Because most of time building owners are required to pay back previously claimed depreciation (CCA recapture) from the proceeds of sale, they often lack sufficient funds to reinvest in a property of similar value. This is a significant disincentive to selling income properties. It is also exceptional as CCA recapture can be deferred for many other types of business assets.
Budget 2013 presents an opportunity to remove this major obstacle to income property reinvestment. Allowing owners, who reinvest in other properties, the ability to defer recapture of CCA when they sell would motivate reinvestment which in turn encourages new entrants into the sector and rejuvenates communities. Image one demonstrates how the current system discourages investors from selling their income property and trading up.
By forcing the investor to repay CCA up front they are not left with enough funds to make a purchase of equal or greater value. Image two demonstrates how rolling over the undepreciated capital cost by subtracting the amount that would be recaptured from the undepreciated capital cost balance of the new building allows owners to reinvest without short changing the tax system.

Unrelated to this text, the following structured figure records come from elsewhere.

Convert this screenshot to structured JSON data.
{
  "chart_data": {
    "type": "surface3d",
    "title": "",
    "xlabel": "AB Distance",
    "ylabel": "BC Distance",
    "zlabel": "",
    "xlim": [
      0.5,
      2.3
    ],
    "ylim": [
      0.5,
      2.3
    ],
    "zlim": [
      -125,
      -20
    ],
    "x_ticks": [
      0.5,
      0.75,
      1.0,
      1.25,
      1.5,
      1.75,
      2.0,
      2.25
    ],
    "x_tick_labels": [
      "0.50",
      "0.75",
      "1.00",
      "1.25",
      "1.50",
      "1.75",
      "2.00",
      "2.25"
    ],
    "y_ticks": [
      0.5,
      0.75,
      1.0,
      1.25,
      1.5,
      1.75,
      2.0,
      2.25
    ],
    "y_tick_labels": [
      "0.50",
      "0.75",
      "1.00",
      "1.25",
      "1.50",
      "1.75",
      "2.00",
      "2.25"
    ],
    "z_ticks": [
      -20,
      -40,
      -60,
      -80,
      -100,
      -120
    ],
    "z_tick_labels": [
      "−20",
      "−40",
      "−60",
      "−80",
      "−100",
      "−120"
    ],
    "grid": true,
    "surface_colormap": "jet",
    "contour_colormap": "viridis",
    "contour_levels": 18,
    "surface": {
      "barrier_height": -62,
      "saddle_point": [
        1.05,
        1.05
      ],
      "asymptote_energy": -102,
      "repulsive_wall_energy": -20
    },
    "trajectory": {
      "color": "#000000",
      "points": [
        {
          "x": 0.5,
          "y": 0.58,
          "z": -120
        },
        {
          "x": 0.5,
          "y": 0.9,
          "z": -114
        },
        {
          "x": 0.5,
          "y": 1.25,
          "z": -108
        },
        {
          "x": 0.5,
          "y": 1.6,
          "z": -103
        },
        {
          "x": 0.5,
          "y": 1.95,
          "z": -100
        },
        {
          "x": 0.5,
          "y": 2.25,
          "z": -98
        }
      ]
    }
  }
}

This proposal levels the playing field for small investors. Indeed, over half of the individuals who would benefit from the proposed policy change have net incomes below $50,000. The Income Tax Act already provides real estate developers with a mechanism to offset CCA recapture when reinvesting by excluding them from the rental loss restriction with which smaller investors must comply.

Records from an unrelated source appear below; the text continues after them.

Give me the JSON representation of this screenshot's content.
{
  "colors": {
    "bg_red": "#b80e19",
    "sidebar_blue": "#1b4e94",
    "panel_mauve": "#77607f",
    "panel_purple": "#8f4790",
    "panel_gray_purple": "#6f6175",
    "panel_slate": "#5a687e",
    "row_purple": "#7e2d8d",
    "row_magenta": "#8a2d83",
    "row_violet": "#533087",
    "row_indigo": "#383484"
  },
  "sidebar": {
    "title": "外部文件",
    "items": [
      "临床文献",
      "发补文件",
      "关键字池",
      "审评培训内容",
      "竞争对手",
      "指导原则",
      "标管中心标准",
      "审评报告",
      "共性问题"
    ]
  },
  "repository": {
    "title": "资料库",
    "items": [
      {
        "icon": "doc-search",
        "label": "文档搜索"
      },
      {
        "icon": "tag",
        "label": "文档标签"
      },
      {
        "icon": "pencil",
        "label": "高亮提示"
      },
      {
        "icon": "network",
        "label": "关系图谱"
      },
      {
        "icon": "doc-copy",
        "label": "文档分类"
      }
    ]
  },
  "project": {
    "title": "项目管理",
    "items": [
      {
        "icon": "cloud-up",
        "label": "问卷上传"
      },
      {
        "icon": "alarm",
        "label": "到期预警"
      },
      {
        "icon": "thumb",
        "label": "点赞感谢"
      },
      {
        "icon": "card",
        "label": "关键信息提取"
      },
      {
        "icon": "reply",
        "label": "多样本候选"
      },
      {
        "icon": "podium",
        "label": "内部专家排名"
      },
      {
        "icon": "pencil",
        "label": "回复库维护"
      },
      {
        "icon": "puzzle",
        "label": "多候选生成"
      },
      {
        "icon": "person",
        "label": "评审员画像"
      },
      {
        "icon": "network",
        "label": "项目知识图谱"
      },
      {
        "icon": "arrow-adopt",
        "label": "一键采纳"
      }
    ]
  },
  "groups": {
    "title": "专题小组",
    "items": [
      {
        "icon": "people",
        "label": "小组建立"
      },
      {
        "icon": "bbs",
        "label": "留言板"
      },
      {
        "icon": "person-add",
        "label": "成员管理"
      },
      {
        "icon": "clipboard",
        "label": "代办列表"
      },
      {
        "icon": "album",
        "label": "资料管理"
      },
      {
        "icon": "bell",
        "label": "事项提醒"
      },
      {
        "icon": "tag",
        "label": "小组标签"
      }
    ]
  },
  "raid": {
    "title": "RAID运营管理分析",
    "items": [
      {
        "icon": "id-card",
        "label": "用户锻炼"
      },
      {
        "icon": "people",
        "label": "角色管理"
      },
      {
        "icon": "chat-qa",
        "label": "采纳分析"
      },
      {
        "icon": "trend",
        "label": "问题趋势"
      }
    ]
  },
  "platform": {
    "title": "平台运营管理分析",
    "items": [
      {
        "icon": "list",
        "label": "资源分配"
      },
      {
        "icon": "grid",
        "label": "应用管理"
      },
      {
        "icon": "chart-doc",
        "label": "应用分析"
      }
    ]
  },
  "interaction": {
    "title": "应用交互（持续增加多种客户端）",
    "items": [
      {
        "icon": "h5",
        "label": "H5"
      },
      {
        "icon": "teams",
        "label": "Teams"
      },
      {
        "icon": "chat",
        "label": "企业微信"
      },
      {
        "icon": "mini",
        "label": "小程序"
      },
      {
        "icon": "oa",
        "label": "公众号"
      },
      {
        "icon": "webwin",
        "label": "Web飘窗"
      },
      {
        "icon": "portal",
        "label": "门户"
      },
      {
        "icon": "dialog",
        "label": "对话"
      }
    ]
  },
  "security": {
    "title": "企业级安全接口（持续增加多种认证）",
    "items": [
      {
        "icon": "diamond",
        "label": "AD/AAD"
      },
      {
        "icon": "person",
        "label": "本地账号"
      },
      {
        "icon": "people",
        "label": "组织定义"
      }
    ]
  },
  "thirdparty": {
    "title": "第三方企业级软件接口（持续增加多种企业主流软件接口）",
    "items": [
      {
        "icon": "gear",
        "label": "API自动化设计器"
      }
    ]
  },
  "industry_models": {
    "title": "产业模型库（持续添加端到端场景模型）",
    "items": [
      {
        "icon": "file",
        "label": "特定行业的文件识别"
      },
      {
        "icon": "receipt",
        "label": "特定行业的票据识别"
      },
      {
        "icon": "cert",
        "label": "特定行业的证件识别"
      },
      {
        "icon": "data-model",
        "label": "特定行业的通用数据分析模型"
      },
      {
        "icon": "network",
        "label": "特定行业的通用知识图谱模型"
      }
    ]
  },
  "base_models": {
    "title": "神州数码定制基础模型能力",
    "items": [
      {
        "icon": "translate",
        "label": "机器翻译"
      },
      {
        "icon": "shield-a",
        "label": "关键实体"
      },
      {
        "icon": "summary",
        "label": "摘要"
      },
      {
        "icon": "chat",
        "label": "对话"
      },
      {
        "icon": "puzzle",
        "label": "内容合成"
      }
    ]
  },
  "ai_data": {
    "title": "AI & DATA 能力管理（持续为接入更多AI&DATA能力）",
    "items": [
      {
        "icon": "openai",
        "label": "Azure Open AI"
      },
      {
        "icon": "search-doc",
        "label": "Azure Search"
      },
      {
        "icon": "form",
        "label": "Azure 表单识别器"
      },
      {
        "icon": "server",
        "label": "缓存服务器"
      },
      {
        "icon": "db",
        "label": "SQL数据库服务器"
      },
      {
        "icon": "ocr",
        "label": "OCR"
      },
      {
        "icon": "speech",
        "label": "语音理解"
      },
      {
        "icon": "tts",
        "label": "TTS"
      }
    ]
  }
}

As a result, developers can already write down the amount of the CCA recapture against the CCA balance of the replacement property immediately. This creates a pooling effect to defer the effect of recaptured depreciation.
By encouraging investors to reinvest, this proposal would help many sectors of the economy by creating jobs and generating growth. Altus Group found a typical multi-unit income property transaction in three of Canada’s largest cities creates $287,850 in spin-off spending, including renovations, repairs, professional fees, and revenue for all levels of government.
It is also estimated more than one job is created for every two transactions. This proposal would have a minimal net cost of $12 million in the first year and earn the government $7 million in year two. The direct cost is offset considerably by the collection of other revenue, including Capital Gains Tax from property sales, and GST/HST and income tax from spin-off activity. In addition, deferred CCA is ultimately collected when income property owners choose not to reinvest.